Teams can apply suggested changes, perform a single rebuild, and re-check behaviour quickly in the target environment. Lightrun said this workflow can compress issue resolution windows from several days to minutes in some cases.
The company said AI tools using the Runtime Context model can now trigger remote debugging sessions in staging, pre-production, or production. They can access telemetry that reflects live workload patterns. They can also propose fixes that reflect actual runtime behaviour rather than inferred assumptions.
Lightrun said this approach supports delivery of code that is more stable and closer to deployment-ready state. The company expects customers will see faster debugging cycles and higher reliability at release time.
The launch comes as software teams step up use of AI coding tools in day-to-day development. Many organisations now treat systems such as GitHub Copilot as standard components in their toolchains. At the same time, concerns about the reliability and maintainability of AI-written code have grown.
Lightrun focuses on what happens after code leaves the IDE. Its platform connects production and pre-production environments with development workflows. The Runtime Context feature extends this link to AI agents as well as to human engineers.
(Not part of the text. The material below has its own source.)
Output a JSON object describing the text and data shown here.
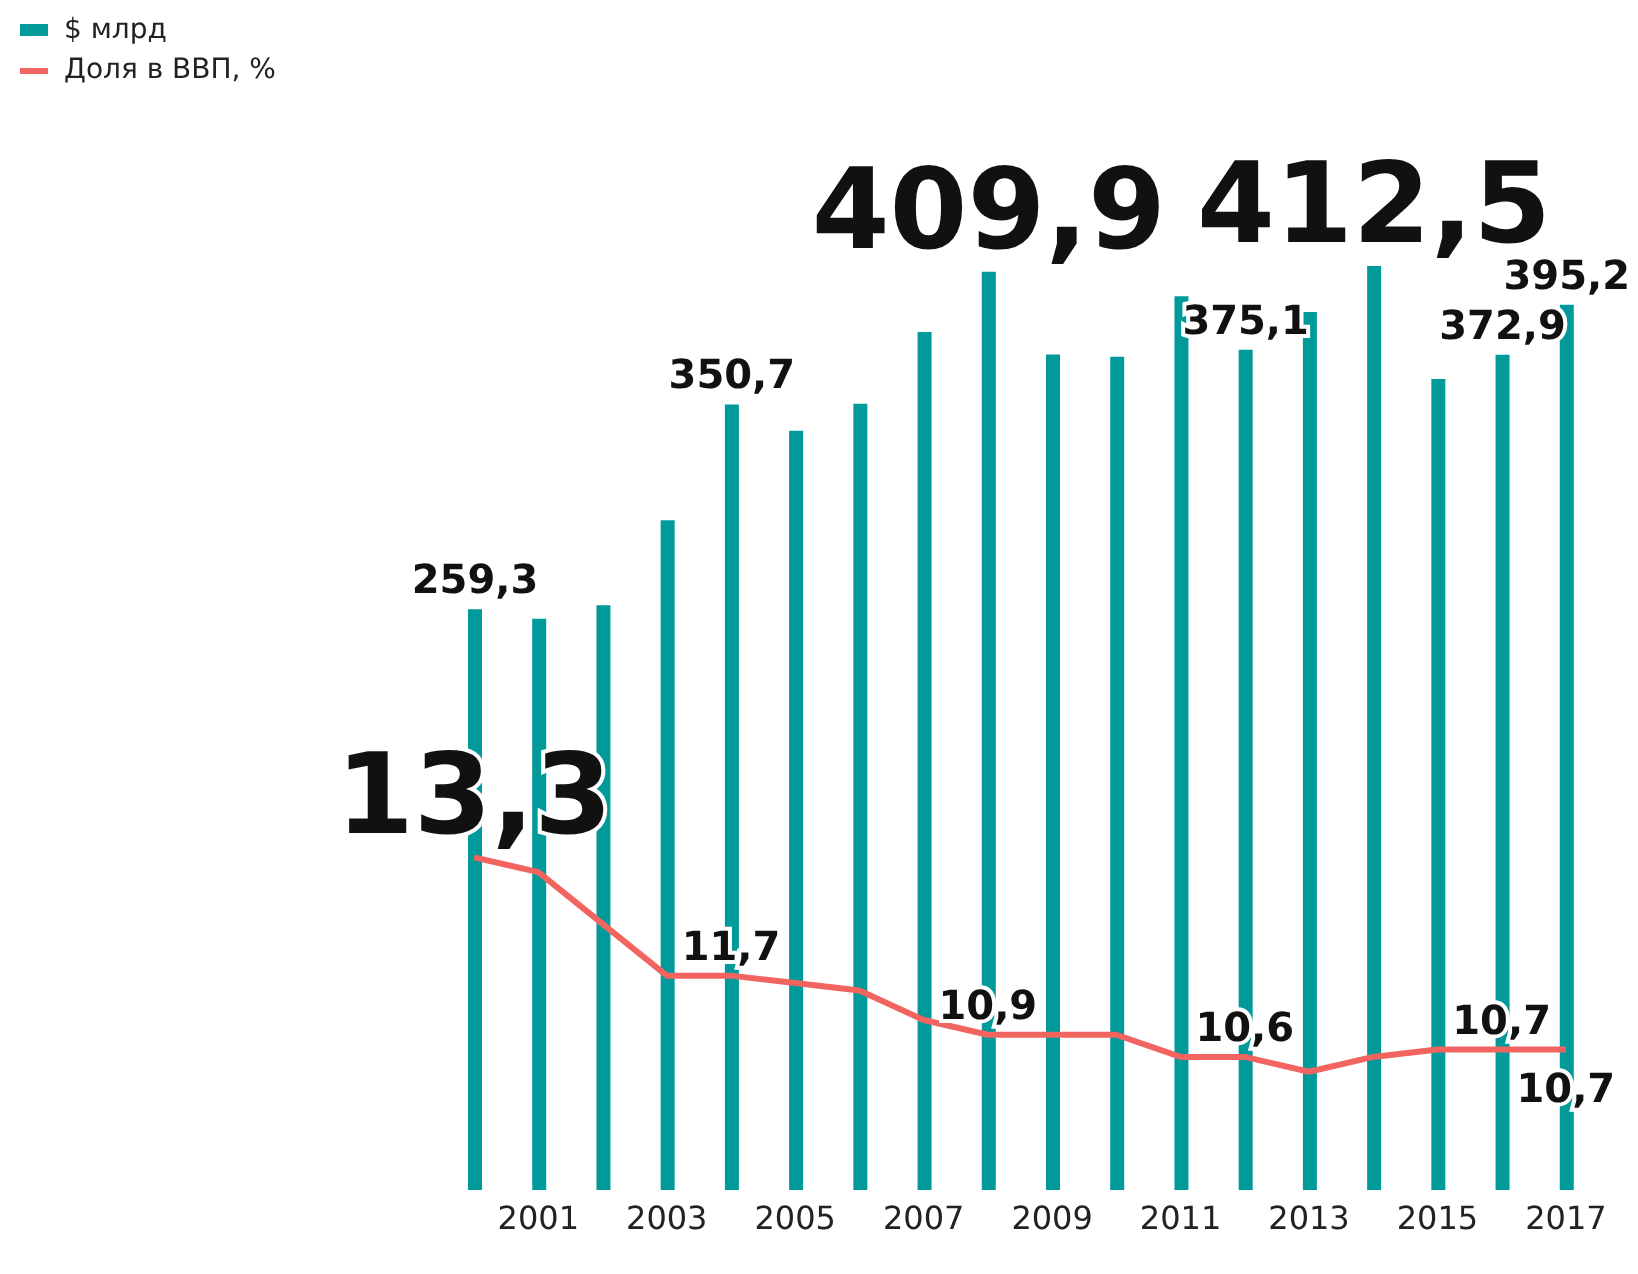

"AI has taken over much of the creative part of coding," said Ilan Peleg, CEO and co-founder, Lightrun. "However, debugging across environments has remained painfully manual. With Runtime Context, AI can finally participate in the full lifecycle by writing code, validating and debugging it, and remediating issues based on real-world behavior. This is the next evolution of autonomous software development."
The company said its customers use the underlying platform to detect issues earlier and to validate fixes in live environments without redeploying from scratch. It said this helps remove verification bottlenecks that slow software teams and create queues of unresolved incidents.
Lightrun describes itself as a continuous reliability provider that gives developers and AI agents real runtime context at code level. Its platform integrates debugging tools, runtime insights, and AI-assisted root cause analysis into day-to-day engineering processes.
The business was founded in 2019 and has raised about USD $110 million from investors. It works with large enterprises including Salesforce, Microsoft, Citi, SAP, and AT&T.
The company has set out a long-term vision in which software issues resolve in a largely autonomous way, without user disruption. It plans to extend its Runtime Context model as AI-assisted development becomes more common in production systems.